今回は反発力なので、Cは正でありポテンシャルもやっぱり

U(r) = C/r

である。ラザフォード先生がα線と金属原子の間に見つけた反発をラザフォード散乱という。
このとき、α線の中の電子に比べて、金属原子は非常に重たいので、金属原子は不動の点と考えている。

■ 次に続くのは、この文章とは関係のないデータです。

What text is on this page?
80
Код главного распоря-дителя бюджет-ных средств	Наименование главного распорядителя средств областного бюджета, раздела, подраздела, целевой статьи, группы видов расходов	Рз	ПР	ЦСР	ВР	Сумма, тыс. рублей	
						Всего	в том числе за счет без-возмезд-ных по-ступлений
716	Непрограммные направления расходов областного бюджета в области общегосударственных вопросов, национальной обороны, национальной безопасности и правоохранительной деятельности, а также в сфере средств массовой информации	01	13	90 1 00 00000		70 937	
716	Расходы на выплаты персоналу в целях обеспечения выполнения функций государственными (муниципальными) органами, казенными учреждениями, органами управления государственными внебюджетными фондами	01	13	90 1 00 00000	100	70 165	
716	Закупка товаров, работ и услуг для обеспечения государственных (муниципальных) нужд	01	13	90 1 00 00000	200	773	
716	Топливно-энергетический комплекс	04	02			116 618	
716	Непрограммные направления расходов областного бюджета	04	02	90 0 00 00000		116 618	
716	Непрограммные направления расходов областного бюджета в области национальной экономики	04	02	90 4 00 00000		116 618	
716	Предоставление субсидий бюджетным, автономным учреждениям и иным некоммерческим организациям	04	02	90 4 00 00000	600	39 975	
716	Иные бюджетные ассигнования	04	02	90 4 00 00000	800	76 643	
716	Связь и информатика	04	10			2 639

質量mの質点が不動の中心からrの2乗に反比例する力を受けて運動する場合、

係数Cをmkとおく。

C = mk k>0

運動方程式は惑星の時と同じで

r'' - r^2φ' =k/r^2

r^2φ' = h

とすると、軌道の式も惑星と同じで

u = 1/rとして

du^2/dt + u = -k/h^

となる。
この解は

u = Acos(φ-φ_0)-k/h^2

これも惑星の時と同じ。なのでrは円錐曲線となる。

r = l/εcosφ-1

ただし、

l = h^/k
ε^2 = 1+2h^E/mk^2

となる。εのしきはエネルギーの式より導いたもの。やっぱり惑星と同じ。

ただし、εは1より大きいので、これは双曲線の式である。

双曲線の左の焦点に反発力の中心があるとき

cosΦ = c/a = 1/ε
を満たすような角度φ = Φが軌道の漸近線である。
焦点Fを通って漸近線に平行な直線と漸近線の距離をpとする。
これを衝突パラメータという。
十分な遠方を考えると、U=0なので

E = 1/2*mv_0^2

また面積速度h/2は

v_0dt*p*1/2(三角面積)/dt

なので

h/2 = v0p/2

h = v0*p

となる。

tan^2θ = 1/cos^2 - 1

より

tan^2Φ = ε^2 - 1

tanΦ = sqrt(ε^2 -1) = sqrt(2h^2E/mk^2) = h*v_0^2/k

散乱角は Ω = π-2Φ

cotΩ/2 = 1/tanΩ/2 = tanΦ

これは図形より推測できるため

散乱角Ωと衝突パラメタp,v0の関係として

cotΩ/2 = v0^2*p/k

が得られる。


問題4-8-1

散乱角をΩとする
はじき出される角度について、sinφ = P/R

φ+Ω/2 =π

より
sin(Ω/2-π) = P/R

よって
cosΩ/2 = P/R



まとめ

4-7

今まで一様密度と考えた球に対して
質量分布まで考慮して万有引力の導出を行った。
密度が距離の関数で表されるならば、そのまま微小体積で積分すればいい。
また、球体内部では、内部よりも遠い球殻部からの万有引力は互いに打ち消しって0になる。

4-8

万有引力は向心力だったのに対し、反発力であるクーロン力を取り上げた。
反発力の場合、離心率が1より大きくなるため、軌道の式は双曲線となる。
ちょうどこれは物がぶつかって違う方向に飛んでいくときの式である。


今日の分からないところ。

4-7

いくつか魔法があった

π*int[R_0-0]ρ(R)*R^2*dRが球の全質量である

とか

U(r) = -Gm*int[R_0-0]{dR}*int[π-0]{dθ}*int[2π-0]{dφ} *ρ(R)*R^2*sinθ/s

とか。後者は積分すれば出てきそう。積分が難しそうだけど。

あとは、問題4-7-2について、仕事と運動エネルギーの関係についての詳しい説明が聞きたい。